Bu durumda en etkili ve işimize gelen karar verici babaannemdi!
Yaşamının son yıllarında gözleri artık görmeyen babaannem, oturduğu köşesinde bir yandan tesbihini çeker, diğer yandan sessizce dualar mırıldanırken yanına gider ve derdimizi anlatırdık.
"Çocuklar siz şimdi karnınızı doyurun, sonra tekrar niyetlenin, ben sizin orucunuzu dikerim Allah da kabul eder..." derdi.
Bazı akşamlar mahalledeki diğer çocuklarla toplanır ve teravih namazına giderdik.
Camide en arka sıraya yerleşir, birimizin başlattığı kıkırdama tüm çocuklara yayılır ve sonunda cemaat tarafından dışarıya atılırdık.
Ertesi gün, akşam yaşadıklarımızı da diğer çocuklara ballandıra ballandıra anlatırdık.
Yaz tatillerinde de Üftade Camisi'nde kuran kursuna giderdik.
Kurslarda, hafızlık eğitimi gören Abiler bize Kuran okumayı ve duaları öğretirlerdi.
Ortam son derece keyifliydi.
Ders içinde ve aralarda sürekli şakalaşırdık.
12 yaşındaydım sanırım.
Yaz tatiliydi.

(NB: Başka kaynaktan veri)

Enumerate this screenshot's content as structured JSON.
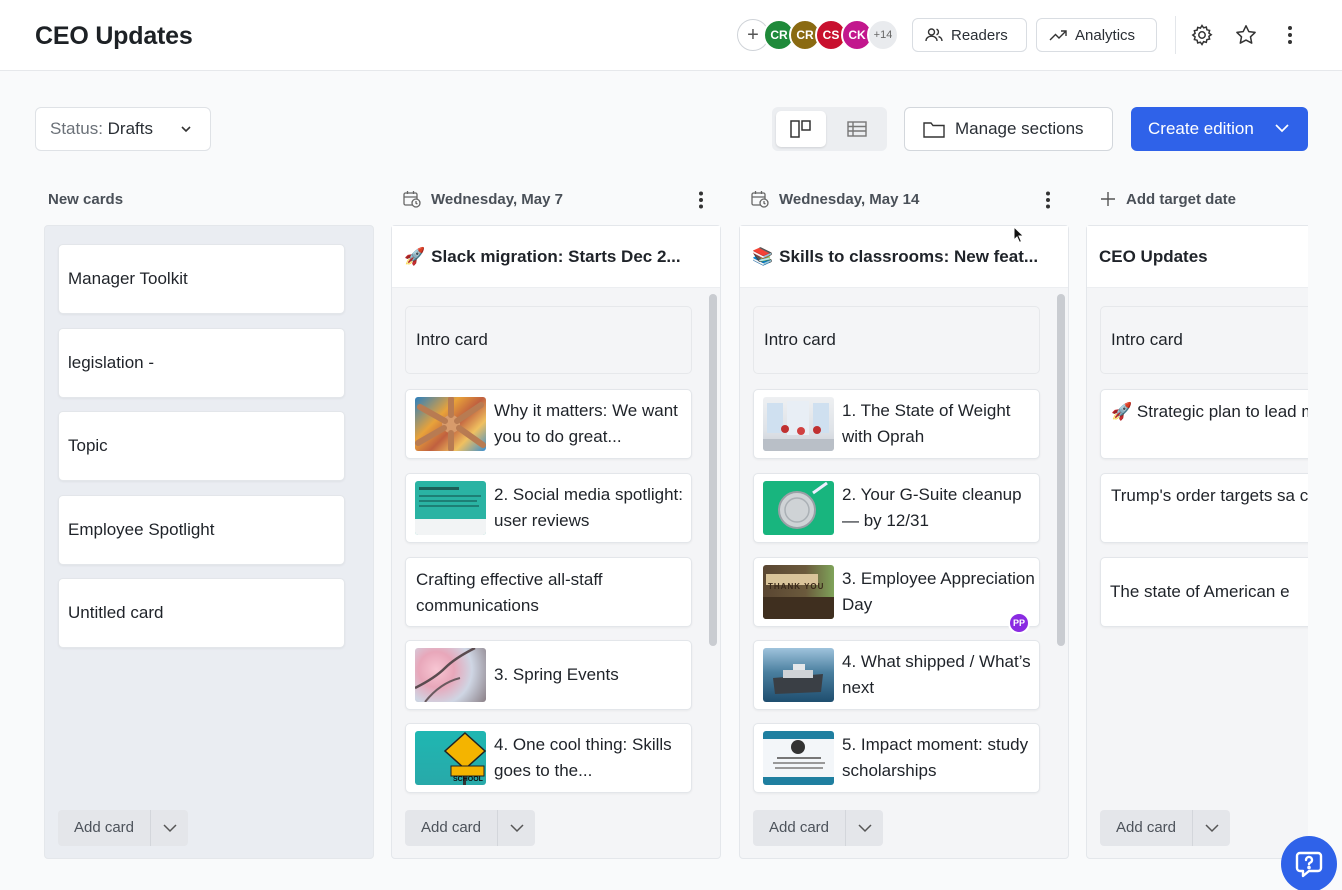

Oldukça sıcak bir havaydı ve sokakta kimseler yoktu.
Evde canım sıkkın bir şekilde pinekliyordum.
Uyuklamak üzereyken ezan seslerini duydum.
Hemen kalktım, abdest aldım ve camiye gittim.
Camide benim dışımda 4 kişi vardı.
İlk deneyim olumluydu.
Zaten duaların büyük bir bölümünü biliyordum.
Vakitlerin hiçbirini kaçırmıyordum. Giderek eksikleri de kapattım.
Yalnız bizim cemaat giderek eksiliyordu.
Camide yalnızca 3 kişi kalmıştık.
İmam, müezzinliğimizi yapan Muhtar Hüseyin Abi ve ben.
O dönemlerde ezan hoparlörle okunmuyordu.
Ne de güzeldi!
Minarenin içinden kıvrımlı merdivenle şerefe denilen bölüme çıkılıyor, burada tam bir tur atılarak ezan okunuyordu.
Şimdiki gibi mikrofonla çıkarılan canhıraş seslerle, hastalar ve çocuklar yataklarından fırlatılmıyordu.
Derken birgün, yukarı inip çıkmaktan yorulan Hüseyin Abi, "artık ezanı sen okuyacaksın" dedi.
Çok şaşırmıştım!
Keyifle yukarıya çıkarken bir yandan da sesime akort vermeye çalışıyordum.
Şerefede keyfim daha da arttı.
O zamanların en yüksek yerlerinden birindeydim.
Her yere tepeden bakıyordum.
En yüksek perdeden ezanı okurken bir yandan da herkesin beni izlediğini düşünüyordum.
Kısa dönem müezzinlik, okullar başlayana kadar sürdü.
Eşsiz bir deneyimdi!
70'li yıllarda küçük mahallemizde yaşadıklarımızdan bir bölümü aktardım size.
Oruç tutmak, camiye gitmek, namaz kılmak, Kuran kursu yaşamın olağan akışı içindeydi.
Kimse bunlara çok özel anlamlar yüklemez, farklı yaşam tarzı içindekilere de saygısızlık etmezdi.
Tasada ve kıvançta hep birdik.
Doğumlarda, düğünlerde, bayramlarda birlikte güler eğlenir, cenazelerde, felaketlerde birlikte üzülürdük.
Din; sosyal ve siyasal yaşamın belirgin bir yönlendiricisi ya da referansı olmadı.
Amacından saptırılarak, suistimal edilmedi.
Aslında işin esası;
Bu ülkeye Müslümanlık, 2000'li yıllarda gelmedi.